The en dash connects things that are related and are often thought of in terms of range or distance. If you can put the word “to” in it’s place, you’re probably on the right track with the en dash.

Examples: January–May, Monday–Friday, pages 3–5, Victorian–Post-Modern (see what I did there?)

To create the en dash in MS Word, do the following: word + space + hyphen + space + word

Basically, write your words (or numbers), space once, put in your hyphen, space again, and the other word (or number). MS Word should automatically convert it. Trust me, it’s a whole lot easier than going to find the special character to insert! 

**I’m using Word for Mac, but it should work on PC too!**

Em Dash

The em dash is the best of them all, at least in my opinion. It works as an interruptor, much like parentheses or commas. It’s a way to insert information without including a separate sentence. Some people prefer parentheses for that, but others prefer the em dash.

Example: Jack waited by the table—the one where he and Mary sat just before their separation—and hoped that she would come back.

The example sentence could certainly be written in other ways—Jack waited by the table where he and Mary sat just before their separation and hoped that she would come back—but using the em dash makes that important information jump out to the reader a little more.

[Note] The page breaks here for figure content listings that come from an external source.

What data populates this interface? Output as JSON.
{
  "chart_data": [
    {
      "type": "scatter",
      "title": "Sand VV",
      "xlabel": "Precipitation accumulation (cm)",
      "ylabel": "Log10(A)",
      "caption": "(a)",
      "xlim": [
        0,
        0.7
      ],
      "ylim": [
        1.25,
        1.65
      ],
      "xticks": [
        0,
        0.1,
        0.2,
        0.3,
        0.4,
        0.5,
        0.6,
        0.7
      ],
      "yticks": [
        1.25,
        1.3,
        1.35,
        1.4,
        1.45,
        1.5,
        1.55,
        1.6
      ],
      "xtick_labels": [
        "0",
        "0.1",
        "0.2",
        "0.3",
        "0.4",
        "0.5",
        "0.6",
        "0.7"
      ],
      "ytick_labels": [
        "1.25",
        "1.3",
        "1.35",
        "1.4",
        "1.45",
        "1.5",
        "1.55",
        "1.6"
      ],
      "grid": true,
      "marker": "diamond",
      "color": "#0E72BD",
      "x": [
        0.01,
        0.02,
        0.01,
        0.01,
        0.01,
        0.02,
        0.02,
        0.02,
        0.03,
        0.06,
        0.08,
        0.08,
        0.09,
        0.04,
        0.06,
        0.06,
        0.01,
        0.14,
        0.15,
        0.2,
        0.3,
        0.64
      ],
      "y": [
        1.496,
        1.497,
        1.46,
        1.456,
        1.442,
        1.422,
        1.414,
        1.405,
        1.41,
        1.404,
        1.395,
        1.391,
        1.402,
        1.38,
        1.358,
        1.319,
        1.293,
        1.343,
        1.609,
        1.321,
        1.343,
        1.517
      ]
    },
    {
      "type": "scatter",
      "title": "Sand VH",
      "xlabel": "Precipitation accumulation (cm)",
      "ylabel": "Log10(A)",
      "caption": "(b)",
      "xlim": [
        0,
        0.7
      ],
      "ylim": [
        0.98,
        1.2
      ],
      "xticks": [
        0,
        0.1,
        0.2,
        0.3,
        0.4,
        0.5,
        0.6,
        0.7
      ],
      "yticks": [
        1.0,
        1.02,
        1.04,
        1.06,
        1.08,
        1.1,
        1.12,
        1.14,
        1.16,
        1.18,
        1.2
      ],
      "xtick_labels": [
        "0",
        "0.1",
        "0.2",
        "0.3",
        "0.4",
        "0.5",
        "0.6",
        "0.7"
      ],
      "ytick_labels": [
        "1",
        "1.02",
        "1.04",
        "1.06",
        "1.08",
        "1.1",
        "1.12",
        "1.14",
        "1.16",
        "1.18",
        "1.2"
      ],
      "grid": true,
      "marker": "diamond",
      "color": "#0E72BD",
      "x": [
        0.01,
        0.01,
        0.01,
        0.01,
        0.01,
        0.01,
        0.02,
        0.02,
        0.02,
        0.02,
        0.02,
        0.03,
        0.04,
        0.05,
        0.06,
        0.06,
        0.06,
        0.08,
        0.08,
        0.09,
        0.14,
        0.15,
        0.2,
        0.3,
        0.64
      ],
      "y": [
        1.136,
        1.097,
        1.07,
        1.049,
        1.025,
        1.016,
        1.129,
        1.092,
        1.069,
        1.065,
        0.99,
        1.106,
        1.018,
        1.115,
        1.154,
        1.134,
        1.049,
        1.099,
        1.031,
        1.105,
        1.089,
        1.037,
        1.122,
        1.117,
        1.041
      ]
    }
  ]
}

The em dash can also be used to indicate that something is omitted. If you are omitting a whole word or phrase, you could use two or three em dashes instead of just one. That is often a matter of personal preference.

Example: “He’s behind—” Jack fell with a thump before Mary could finish her warning.

One last use for the em dash is to take the place of a colon when emphasizing the end of a sentence. A colon often feels very formal in casual writing, so the em dash can be used instead.

Example: The whole restaurant waited to hear the menu for the main course—prime rib!

A question that I often ask when I am editing is, “Which style guide do you follow?” The reason for that is very well illustrated through the em dash.

Associated Press (AP) style, which is common for newspapers and other media, often uses a space on either side of the em dash; however, Chicago Manual of Style (CMoS), which is used by many publishers and editors, doesn’t add that additional space.

Example AP style: Words and such — stuff in the middle — more words and such.

Example CMoS style: Words and such—stuff in the middle—more words and such.

To create the em dash in MS Word, do the following: word + hyphen + hyphen + word

So, type the word you want, don’t add a space, hit the – key twice, don’t space, and then type the next word. You should see it merge into one long line! How awesome is that?


Any questions? Post in the comments and I will check throughout the day to answer them!

If not…dash away, dash away, dash away all!